Once a writer is no longer with us, who owns his or her creation? A bereaved spouse? A child? A publisher? The readers? The critics? Or none of the above?It's a question that crops up again and again, including twice in the headlines today.

In France, Sylvie, daughter of French illustrator Albert Uderzo, creator of Gallic hero Asterix, is accusing her father of selling out by ceding control of his comic series to a big publisher.

"Because Asterix is my paper brother," she wrote in French newspaper Le Monde. "I find myself entering into battle against, perhaps, Asterix's worst enemies – the men of industry and finance."

At the same time, the widow of Chilean novelist Roberto Bolaño, is fighting what she sees as an inaccurate representation of her husband being perpetuated by American critics and book reviewers. She says they are confusing myth – myth perhaps deliberately nurtured by Bolaño himself – with reality.

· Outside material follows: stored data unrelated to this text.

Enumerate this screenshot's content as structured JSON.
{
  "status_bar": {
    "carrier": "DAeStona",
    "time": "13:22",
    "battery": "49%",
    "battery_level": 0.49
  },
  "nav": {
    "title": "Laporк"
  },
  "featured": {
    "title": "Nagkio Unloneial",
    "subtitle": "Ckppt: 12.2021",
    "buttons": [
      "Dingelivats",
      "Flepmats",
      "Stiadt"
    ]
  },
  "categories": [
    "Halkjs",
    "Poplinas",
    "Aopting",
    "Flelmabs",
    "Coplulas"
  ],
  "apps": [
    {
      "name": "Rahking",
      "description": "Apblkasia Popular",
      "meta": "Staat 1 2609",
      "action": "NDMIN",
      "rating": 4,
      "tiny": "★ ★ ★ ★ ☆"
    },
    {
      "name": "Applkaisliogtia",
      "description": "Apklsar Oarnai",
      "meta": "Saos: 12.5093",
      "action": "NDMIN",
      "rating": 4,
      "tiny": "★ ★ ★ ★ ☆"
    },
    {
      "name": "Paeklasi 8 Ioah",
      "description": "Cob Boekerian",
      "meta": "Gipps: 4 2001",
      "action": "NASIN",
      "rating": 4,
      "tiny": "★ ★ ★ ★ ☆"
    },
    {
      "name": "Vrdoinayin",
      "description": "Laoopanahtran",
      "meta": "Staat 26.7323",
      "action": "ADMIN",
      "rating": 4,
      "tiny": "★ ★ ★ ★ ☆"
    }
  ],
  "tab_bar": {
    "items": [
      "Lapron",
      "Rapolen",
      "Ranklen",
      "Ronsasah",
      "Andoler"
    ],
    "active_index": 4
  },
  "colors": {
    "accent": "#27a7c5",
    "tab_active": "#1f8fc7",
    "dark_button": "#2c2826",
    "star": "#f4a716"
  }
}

When writers are no longer here, is it the right of family members to speak for them? And even when they are here, do they have the sole right to shape their own legacies – or, in some sense, do their creations belong to all of us?

Was Vladimir Nabokov's son acting within or beyond his rights when he decided that he will publish his father's posthumous novel this spring (a novel his father was said to have wished destroyed?)

Of course, we wouldn't have "The Trial" and "The Castle" if lifelong friend Max Brod had kept his promise to Franz Kafka and burned his unpublished writings as the dying Kafka asked him to. It turns out to have been an excellent decision for Kafka's legacy – but was it fair to the man himself?

Lord Byron's literary executors burned Bryon's unpublished memoirs as soon as the famously misbehaved poet was dead. It was done to protect his legacy and probably seemed a sound decision at the time. But how does it look now?

You can bet that all these questions will surface again come April when Nabokov's novel hits the bookshelves. And we will be no closer to having the answers.